今回の下草刈りで実感するのは「温暖化で植物の種類が大きく変化する可能性があるようだ」という事で、明らかに元気のない草もある一方、特定の草は極めて元気でした。
あらゆる生物の源であるCO2、水、太陽光の豊富な条件は生物全体としては適している面もあるのではないでしょうか。
ただし、ある特定の生物の種が、植物であれば、生えている、また動物では住んでいる土地の現状の気象条件に合わせた形で進化して来ているので、今、環境が地質学的には瞬間ともいえる期間で急激に変化する事は極めて大きい影響を生物相全体に与える可能性があるのは当然だと思います。
人間は膨大なインフラや地域に依存した、国家単位の社会構造で、さらに“命”に対する問題意識は他の生物とは大きく異なり、自然災害による問題を他生物より敏感にとらえる社会意識があると思います。その影響は場合によっては国家間の紛争など悲劇的な状況まで拡大する可能性があるとも言われています。

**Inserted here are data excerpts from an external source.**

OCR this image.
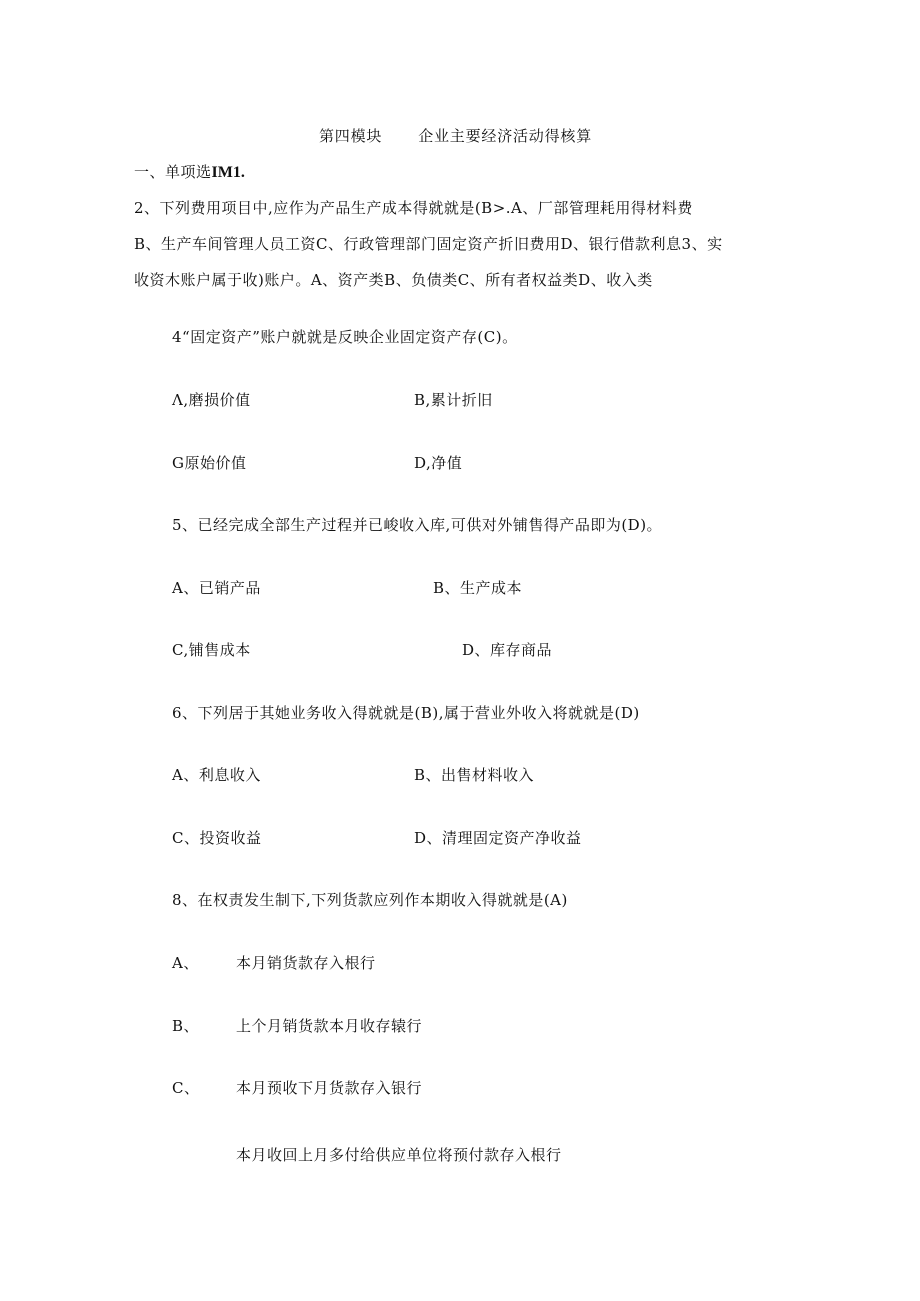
第四模块 企业主要经济活动得核算
一、单项选IM1.
2、下列费用项目中,应作为产品生产成本得就就是(B>.A、厂部管理耗用得材料费
B、生产车间管理人员工资C、行政管理部门固定资产折旧费用D、银行借款利息3、实
收资木账户属于收)账户。A、资产类B、负债类C、所有者权益类D、收入类
4“固定资产”账户就就是反映企业固定资产存(C)。
Λ,磨损价值	B,累计折旧
G原始价值	D,净值
5、已经完成全部生产过程并已峻收入库,可供对外铺售得产品即为(D)。
A、已销产品	B、生产成本
C,铺售成本	D、库存商品
6、下列居于其她业务收入得就就是(B),属于营业外收入将就就是(D)
A、利息收入	B、出售材料收入
C、投资收益	D、清理固定资产净收益
8、在权责发生制下,下列货款应列作本期收入得就就是(A)
A、 本月销货款存入根行
B、 上个月销货款本月收存辕行
C、 本月预收下月货款存入银行
本月收回上月多付给供应单位将预付款存入根行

今回、ミツバツツジの生育を助けるために下草刈りをしましたが、急速に温暖化が進んでいる中で、これがこれまでのこの地域の気象条件に適合してきたツツジにとってうれしいのか、余計なおせっかいなのか疑問を持ちながら刈りました。草刈りをする効果があるのか、草が地面を覆っていた方が水分の蒸発が防げるのか、蒸れてしまうのか??ツツジに聞きましたが答えてくれません。
ちなみにこの原稿を書いている今日は昨日までの酷暑とは打って変わって朝は涼しく、最高温度も30℃程度で過ごしやすい一日です。ずいぶん唐突に秋が来で、ススキも咲きかけています。